Let $L \subseteq X^{\ast}$ be some language, then we define the syntactic congruence as $$ u \sim v :\Leftrightarrow \forall x, y\in X^{\ast} : xuy \in L \leftrightarrow xvy \in L $$ and the quotient monoid $X^{\ast} / \sim_L$ is called the syntactic monoid of $L$.
Now what monoids arise as syntactic monoids of languages? I found languages for symmetric groups and for the set of all mappings on some underlying finite set. But what about other, are there finite monoids that could not be written as the syntactic monoid of some language?
For a given automaton, by considering the monoid generated by the mappings induced by the letters on the states (the so called transformation monoid) when function composition is read from left to right, it holds that the transformation monoid of the minimal automaton is precisely the syntactic monoid. This observation helped me in constructing the above mentioned examples.

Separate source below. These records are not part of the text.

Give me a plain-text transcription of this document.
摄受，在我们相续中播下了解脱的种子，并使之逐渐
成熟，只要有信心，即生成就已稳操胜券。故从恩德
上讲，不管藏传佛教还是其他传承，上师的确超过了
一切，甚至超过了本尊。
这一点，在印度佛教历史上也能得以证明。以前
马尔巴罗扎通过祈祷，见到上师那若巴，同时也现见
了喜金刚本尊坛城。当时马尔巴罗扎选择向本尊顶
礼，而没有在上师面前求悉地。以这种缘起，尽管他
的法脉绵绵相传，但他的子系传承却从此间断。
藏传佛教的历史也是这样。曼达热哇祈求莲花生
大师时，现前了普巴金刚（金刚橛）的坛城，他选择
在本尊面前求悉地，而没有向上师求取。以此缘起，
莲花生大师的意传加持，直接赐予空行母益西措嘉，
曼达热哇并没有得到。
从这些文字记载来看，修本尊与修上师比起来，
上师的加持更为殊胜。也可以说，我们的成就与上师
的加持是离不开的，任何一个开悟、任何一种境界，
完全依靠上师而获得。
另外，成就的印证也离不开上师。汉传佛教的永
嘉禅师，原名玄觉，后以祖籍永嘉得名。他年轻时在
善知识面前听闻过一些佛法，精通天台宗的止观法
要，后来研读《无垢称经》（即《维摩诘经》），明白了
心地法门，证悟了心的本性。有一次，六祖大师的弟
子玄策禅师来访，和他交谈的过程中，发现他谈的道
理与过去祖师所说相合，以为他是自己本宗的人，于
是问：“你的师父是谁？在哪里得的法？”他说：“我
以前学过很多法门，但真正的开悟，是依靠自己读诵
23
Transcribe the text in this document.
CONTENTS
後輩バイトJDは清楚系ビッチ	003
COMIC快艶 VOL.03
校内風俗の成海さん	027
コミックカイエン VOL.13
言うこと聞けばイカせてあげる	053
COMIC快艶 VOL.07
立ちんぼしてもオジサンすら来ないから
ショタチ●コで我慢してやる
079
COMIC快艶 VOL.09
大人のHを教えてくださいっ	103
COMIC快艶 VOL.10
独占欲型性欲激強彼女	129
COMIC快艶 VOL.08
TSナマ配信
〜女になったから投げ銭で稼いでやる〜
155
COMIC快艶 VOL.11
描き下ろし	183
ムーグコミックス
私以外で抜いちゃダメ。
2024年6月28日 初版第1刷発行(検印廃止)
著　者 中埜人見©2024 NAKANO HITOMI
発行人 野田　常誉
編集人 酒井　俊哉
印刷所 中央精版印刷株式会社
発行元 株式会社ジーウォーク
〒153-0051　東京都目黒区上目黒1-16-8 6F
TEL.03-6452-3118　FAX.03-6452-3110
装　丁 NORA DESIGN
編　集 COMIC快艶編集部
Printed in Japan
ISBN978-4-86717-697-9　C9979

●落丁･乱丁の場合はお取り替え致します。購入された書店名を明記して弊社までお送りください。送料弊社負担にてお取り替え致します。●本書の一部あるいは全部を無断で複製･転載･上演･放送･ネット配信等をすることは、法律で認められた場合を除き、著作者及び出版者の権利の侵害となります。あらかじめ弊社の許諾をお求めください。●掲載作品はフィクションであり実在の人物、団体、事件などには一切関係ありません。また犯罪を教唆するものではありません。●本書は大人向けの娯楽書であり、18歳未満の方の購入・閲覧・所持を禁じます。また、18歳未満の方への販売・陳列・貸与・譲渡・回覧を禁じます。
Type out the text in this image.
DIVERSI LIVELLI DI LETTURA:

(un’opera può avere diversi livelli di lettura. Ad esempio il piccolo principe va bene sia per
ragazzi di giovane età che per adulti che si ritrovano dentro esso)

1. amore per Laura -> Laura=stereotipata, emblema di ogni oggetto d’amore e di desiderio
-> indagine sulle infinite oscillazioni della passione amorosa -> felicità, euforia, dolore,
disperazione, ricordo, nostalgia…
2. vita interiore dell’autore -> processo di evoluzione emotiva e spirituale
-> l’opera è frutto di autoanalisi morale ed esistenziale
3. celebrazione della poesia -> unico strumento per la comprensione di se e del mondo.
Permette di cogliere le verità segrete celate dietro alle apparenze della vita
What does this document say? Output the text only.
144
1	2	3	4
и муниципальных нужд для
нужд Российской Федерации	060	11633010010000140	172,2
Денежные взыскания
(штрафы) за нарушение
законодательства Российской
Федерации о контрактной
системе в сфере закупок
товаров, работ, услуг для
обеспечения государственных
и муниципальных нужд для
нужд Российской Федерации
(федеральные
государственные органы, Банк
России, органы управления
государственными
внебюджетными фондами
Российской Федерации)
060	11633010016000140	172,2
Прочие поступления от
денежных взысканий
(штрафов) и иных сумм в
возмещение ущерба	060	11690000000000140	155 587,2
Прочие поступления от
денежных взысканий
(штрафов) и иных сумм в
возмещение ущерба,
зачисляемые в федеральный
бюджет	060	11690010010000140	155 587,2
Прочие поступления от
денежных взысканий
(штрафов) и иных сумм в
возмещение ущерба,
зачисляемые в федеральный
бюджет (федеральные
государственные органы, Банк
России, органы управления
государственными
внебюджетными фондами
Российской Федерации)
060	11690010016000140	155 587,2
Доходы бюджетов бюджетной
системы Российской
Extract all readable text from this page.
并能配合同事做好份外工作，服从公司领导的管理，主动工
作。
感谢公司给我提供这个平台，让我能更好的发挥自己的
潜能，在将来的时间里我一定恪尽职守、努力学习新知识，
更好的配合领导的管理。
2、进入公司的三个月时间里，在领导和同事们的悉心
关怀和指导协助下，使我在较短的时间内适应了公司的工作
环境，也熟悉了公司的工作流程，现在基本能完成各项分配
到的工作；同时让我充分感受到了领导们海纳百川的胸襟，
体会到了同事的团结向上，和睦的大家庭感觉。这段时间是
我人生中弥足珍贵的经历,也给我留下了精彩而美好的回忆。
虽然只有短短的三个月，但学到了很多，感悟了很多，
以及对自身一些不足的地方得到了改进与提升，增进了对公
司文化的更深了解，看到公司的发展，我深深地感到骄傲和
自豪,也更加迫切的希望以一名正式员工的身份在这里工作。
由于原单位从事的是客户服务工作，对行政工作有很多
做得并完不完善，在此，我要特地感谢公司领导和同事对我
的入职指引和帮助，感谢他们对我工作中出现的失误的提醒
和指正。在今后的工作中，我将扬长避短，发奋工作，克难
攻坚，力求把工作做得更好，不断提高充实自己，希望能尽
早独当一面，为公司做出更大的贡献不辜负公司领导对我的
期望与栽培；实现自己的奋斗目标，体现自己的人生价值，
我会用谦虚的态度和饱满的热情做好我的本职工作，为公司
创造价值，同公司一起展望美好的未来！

Let me also not that it is quite simple to realise any finite monoid $M$ as the transformation monoid of some automaton, simply take the elements of $M$ as the states, and consider every generator of $M$ as a letter of the alphabet and the transitions are given by $qx$ for some state $q$ and letter $x$, then the transformation monoid is isomorphic to $M$ itself (this is similar to the Cayley theorem about how groups embed into symmetric groups).